- Directed by: Ken Annakin
- Screenplay by: James Carrington Andrzej Krakowski Bulat Mansurov
- Production company: International Cinema CO
- Countries: United Kingdom Italy USSR USA
- Language: English
- Budget: $30 million

= Genghis Khan (unfinished film) =

Genghis Khan is an uncompleted film and miniseries. Production taking place around 1991, it was scheduled for release in 1992.

==Premise==
The film is the story of Temudjin, later Genghis Khan, who became the emperor of Mongolia.

==Cast==
- Richard Tyson as Genghis Khan
- Charlton Heston as Togrul, Mongol warlord
- Rodney A. Grant as Jamuga
- Pat Morita as The Emperor
- Julia Nickson-Soul as Bortei, Khan's wife
- Robert Ginty
- James Mitchum
- Bekim Fehmiu
- John Saxon
- Daniel Greene
- Richard Hatch
- Chris Gable
- Rod Steiger
- Mario Novelli
- Omar Sharif
- Henry Silva
- Patricia O'Neal
- Louis Gossett Jr

==Production==
Nicholas Rispoli, son of the producer, later recalled the film was "very, very complex":
It first started with the Kyrgyz director Tolomush Okeyev but after a while we realised that it wasn’t working for us so we restarted with the English director Peter Duffell. His version started from Genghis Khan’s childhood, so obviously the script, actors, etc. were changed several times but again it wasn’t suitable for an international audience. After millions of dollars had been spent, with a factory for the costumes designed by the master Ugo Pericoli set up in Mongolia, we restarted everything again and Ken Annakin came in as director, with Antonio Margheriti (Antony M. Dawson) as second unit director.
Annakin was offered the film by Harry Bernsen. He went to Rome to meet the producer Renzo Rispoli, then rewrote three two-hour scripts with James Carrington. He then went to Bishkek, capital of Kyrgyzstan for filming. Referring to Khan, "He can be a monster as most people know him," said Annakin, "the other side is more like a country boy with a peasant mentality." There were over 20,000 extras.
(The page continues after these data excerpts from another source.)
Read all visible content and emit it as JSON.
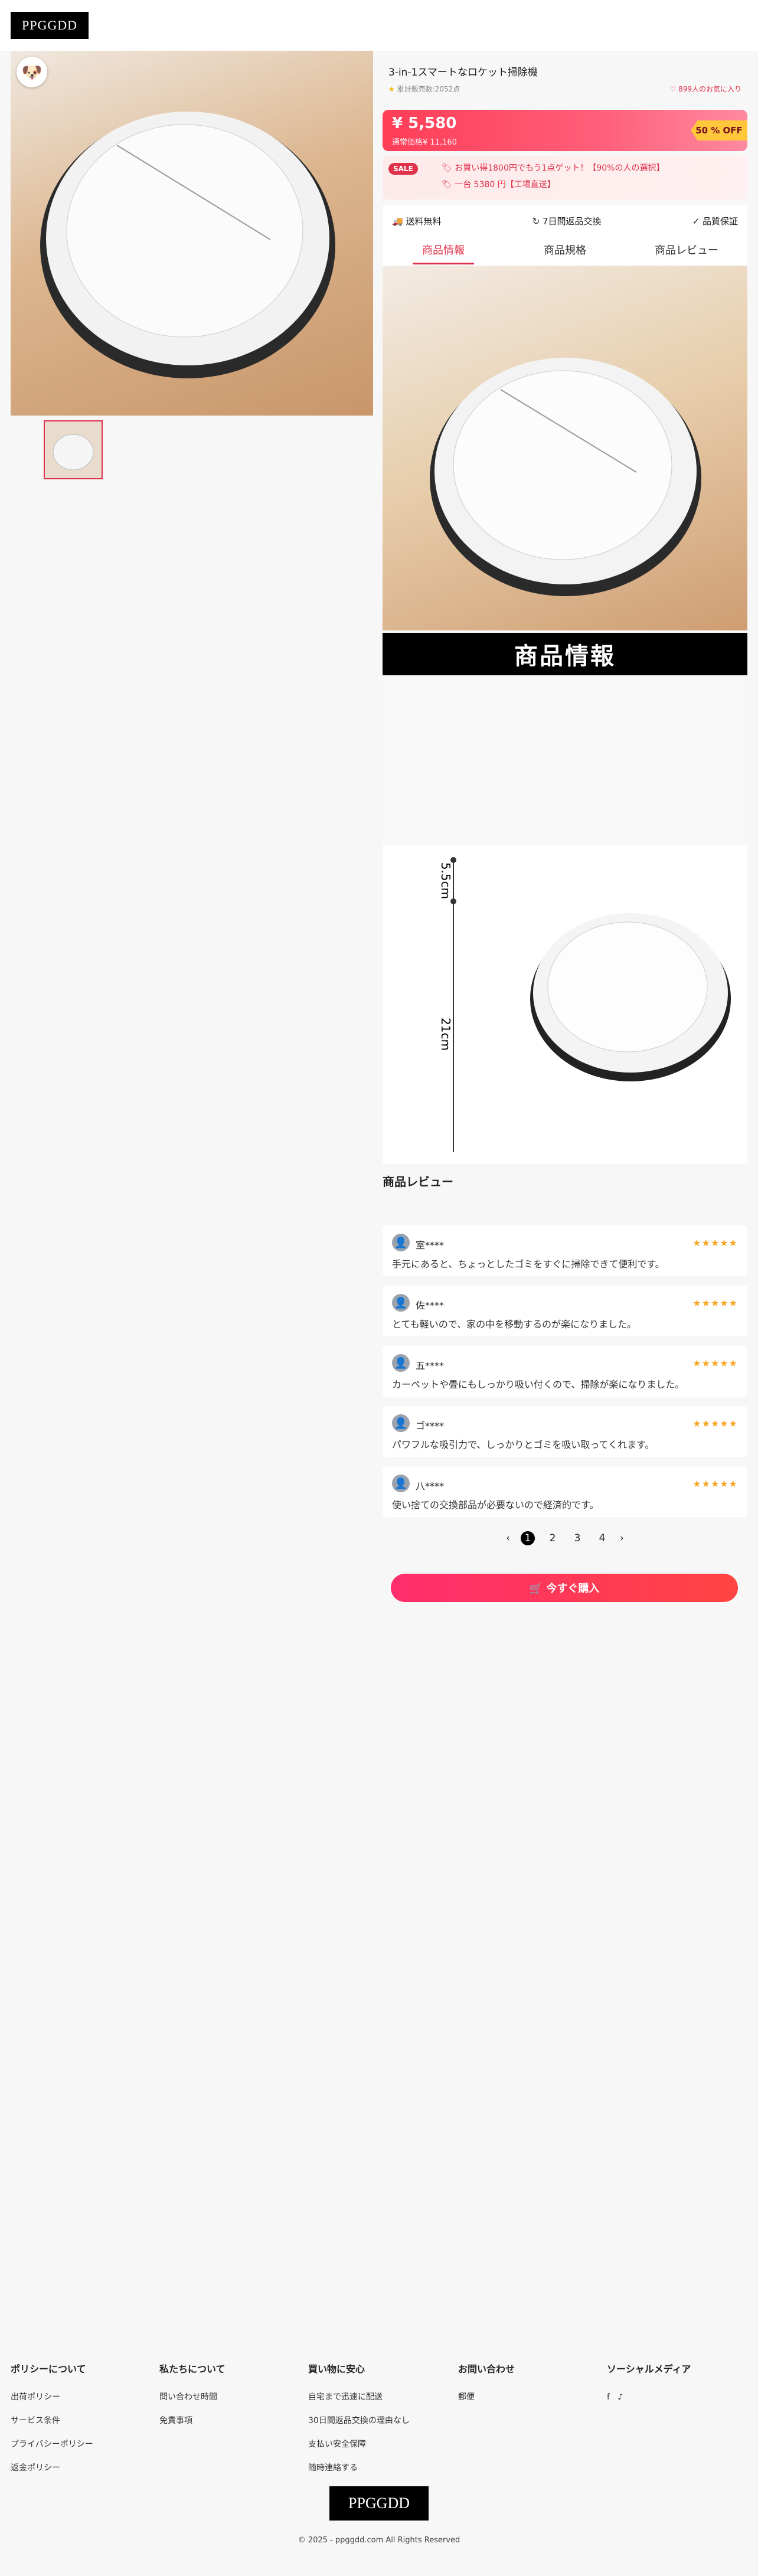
{
  "header": {
    "logo_text": "PPGGDD"
  },
  "product": {
    "title": "3-in-1スマートなロケット掃除機",
    "sold": "累計販売数:2052点",
    "favorites": "899人のお気に入り",
    "price": "¥ 5,580",
    "original_price": "通常価格¥ 11,160",
    "discount": "50 % OFF",
    "sale_badge": "SALE",
    "promo1": "お買い得1800円でもう1点ゲット！【90%の人の選択】",
    "promo2": "一台 5380 円【工場直送】",
    "features": [
      "送料無料",
      "7日間返品交換",
      "品質保証"
    ],
    "tabs": [
      "商品情報",
      "商品規格",
      "商品レビュー"
    ],
    "banner": "商品情報",
    "dim_height": "5.5cm",
    "dim_diameter": "21cm"
  },
  "reviews": {
    "title": "商品レビュー",
    "stars": "★★★★★",
    "items": [
      {
        "name": "室****",
        "text": "手元にあると、ちょっとしたゴミをすぐに掃除できて便利です。"
      },
      {
        "name": "佐****",
        "text": "とても軽いので、家の中を移動するのが楽になりました。"
      },
      {
        "name": "五****",
        "text": "カーペットや畳にもしっかり吸い付くので、掃除が楽になりました。"
      },
      {
        "name": "ゴ****",
        "text": "パワフルな吸引力で、しっかりとゴミを吸い取ってくれます。"
      },
      {
        "name": "八****",
        "text": "使い捨ての交換部品が必要ないので経済的です。"
      }
    ],
    "pages": [
      "1",
      "2",
      "3",
      "4"
    ]
  },
  "buy_label": "🛒 今すぐ購入",
  "footer": {
    "cols": [
      {
        "title": "ポリシーについて",
        "links": [
          "出荷ポリシー",
          "サービス条件",
          "プライバシーポリシー",
          "返金ポリシー"
        ]
      },
      {
        "title": "私たちについて",
        "links": [
          "問い合わせ時間",
          "免責事項"
        ]
      },
      {
        "title": "買い物に安心",
        "links": [
          "自宅まで迅速に配送",
          "30日間返品交換の理由なし",
          "支払い安全保障",
          "随時連絡する"
        ]
      },
      {
        "title": "お問い合わせ",
        "links": [
          "郵便"
        ]
      },
      {
        "title": "ソーシャルメディア",
        "links": []
      }
    ],
    "logo_text": "PPGGDD",
    "copyright": "© 2025 - ppggdd.com All Rights Reserved"
  }
}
Annakin said the cast was made up of 14 American actors, plus 52 Russians and 15 Chinese. Boris Yeltsin visited the set. Annakin worked for 28 weeks including eight weeks in China. Nicholas Rispoli said "He shot for more than a year in four different countries: Mongolia, China, Uzbekistan and Kyrgyzstan. His shooting is magic and modern, with beautiful colorful scenes and big battles (not all CGI, or super unbelievable like now) with hundreds of horses and extras. He found wonderful landscapes that gives an epic touch to the scenes."

The plan was to cut a six-hour mini series which would then be also cut into a feature. However the producer went bankrupt which meant the film was not finished.
 Rispoli said "without a logical reason the various financial institutions involved, who had already financed millions and millions of dollars, didn’t want to cover the post-production costs, and the completion bond insurance didn’t want to pay… It was a very odd happening… strange. Big legal fights began but everything was only legally solved in... 2008/ 2010 for Genghis Khan. We were not only stuck for funds but mostly because all parties claimed the property for both the productions." A similar problem happened on another film by the same producer, And Quiet Flows the Don.

Star Richard Tyson had just appeared in Kindergarten Cop and says making the film interrupted the momentum of his career:
It was supposed to come out around the time of Braveheart, and it was just a perfect, biographical story about a real guy. If that had come out, who knows? The sky would have been the limit. It was an Italian company, and they never released it. It’s still sitting in a vault in Rome. If it had come out on ABC like it should have … you know, I was the lead. I could have written my ticket, but it never came out. I was gone to Russia for a year. Doing a miniseries is like doing four or five movies. That means none of those movies came out the next year. All of a sudden I was gone for three years. People thought, What the hell happened to Richard Tyson? I dropped off the edge of the world. I said no to Universal, but I couldn’t have predicted the outcome. I thought doing a miniseries was fantastic. Hopefully we can resurrect that some day.
In his memoirs, Charlton Heston said he had "a small but interesting part" but the film "had gone very badly; indeed it was never finished. It was a multinational production and they ran out of money. I’m afraid my makeup man, Nick Dudman, and I were the only people in the company who got paid (and that only because my agent, Jack Gilardi, made them put all the money in a U.S. bank before we left the States)."

In 2019 Nicholas Rispoli was still seeking funds to complete the mini series.